Put a cowboy hat on a microphone and you have Gerald Haslam, whose short stories have recorded the landscapes, the working-class customs and, above all, the voices of the Bakersfield area for two decades now. Okies, Indians, blacks and Latinos; ranchers, roughnecks and a few who got education but could never get the dust and oil and tule fog out of their blood--Haslam lets them all sound off.
"That Constant Coyote" consists of six new stories and 19 that Haslam published as long ago as 1972. It reveals the surprising width of his range and traces his development.
Since Faulkner, no regional writer has had to be ashamed of being regional, but there are other pitfalls for prospectors on virgin literary ground.

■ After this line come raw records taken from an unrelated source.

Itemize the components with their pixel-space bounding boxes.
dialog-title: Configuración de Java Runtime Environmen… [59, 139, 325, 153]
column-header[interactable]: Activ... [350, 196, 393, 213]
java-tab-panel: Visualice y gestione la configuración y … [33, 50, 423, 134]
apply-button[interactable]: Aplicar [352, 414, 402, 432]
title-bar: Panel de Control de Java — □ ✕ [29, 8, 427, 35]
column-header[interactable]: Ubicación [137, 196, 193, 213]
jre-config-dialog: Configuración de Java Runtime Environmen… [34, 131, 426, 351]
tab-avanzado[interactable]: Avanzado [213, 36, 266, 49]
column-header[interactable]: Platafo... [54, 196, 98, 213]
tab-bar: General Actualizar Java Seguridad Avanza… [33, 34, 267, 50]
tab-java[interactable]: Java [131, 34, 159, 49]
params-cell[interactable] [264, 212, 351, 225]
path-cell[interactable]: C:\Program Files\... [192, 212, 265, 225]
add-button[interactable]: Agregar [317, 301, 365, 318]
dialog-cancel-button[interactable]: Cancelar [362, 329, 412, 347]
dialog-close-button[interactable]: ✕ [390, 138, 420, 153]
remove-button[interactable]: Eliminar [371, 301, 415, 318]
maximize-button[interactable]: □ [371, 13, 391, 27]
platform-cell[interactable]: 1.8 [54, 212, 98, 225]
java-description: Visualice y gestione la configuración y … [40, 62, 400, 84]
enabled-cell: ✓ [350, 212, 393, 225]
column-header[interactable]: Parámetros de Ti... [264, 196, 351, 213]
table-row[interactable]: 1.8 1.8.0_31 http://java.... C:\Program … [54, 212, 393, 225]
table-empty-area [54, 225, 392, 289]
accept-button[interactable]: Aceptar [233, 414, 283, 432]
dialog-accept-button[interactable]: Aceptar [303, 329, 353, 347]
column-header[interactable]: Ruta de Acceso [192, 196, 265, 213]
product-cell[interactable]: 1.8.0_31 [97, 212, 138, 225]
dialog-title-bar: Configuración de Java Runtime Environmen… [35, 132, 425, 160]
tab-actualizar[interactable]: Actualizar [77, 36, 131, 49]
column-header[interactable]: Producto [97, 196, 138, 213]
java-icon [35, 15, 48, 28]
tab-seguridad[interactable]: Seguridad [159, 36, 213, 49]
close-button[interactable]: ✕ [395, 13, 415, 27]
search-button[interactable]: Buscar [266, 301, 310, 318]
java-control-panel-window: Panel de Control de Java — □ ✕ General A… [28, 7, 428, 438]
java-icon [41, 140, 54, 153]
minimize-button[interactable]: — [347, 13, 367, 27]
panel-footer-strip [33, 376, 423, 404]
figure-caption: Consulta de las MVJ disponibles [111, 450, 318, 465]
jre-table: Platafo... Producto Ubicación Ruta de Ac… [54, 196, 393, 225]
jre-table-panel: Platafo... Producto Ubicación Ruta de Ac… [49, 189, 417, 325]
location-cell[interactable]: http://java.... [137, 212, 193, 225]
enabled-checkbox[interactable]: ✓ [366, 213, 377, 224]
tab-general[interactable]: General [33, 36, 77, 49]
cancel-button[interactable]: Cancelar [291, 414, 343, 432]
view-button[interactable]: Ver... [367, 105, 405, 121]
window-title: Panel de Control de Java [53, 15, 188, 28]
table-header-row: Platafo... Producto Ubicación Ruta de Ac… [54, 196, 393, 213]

In his earlier stories, Haslam seems content to pick up the easy nuggets of local color without digging for deeper ore. Trying to show what is most characteristic of his area, he focuses on earlier times and simpler people--in short, on what has become marginal, there and everywhere else. Creating a tradition from scratch, he adopts old-fashioned models: the rural realism of Steinbeck, the tall tales of Twain.
It's interesting to see how Haslam has wrestled with all this, lost a few bouts with sentimentality and a few more with awkwardness, but kept on learning and improving. His yarns in dialect happen to be some of his most finished work, as well as his funniest. His realism has grown subtler without losing its straightforward appeal.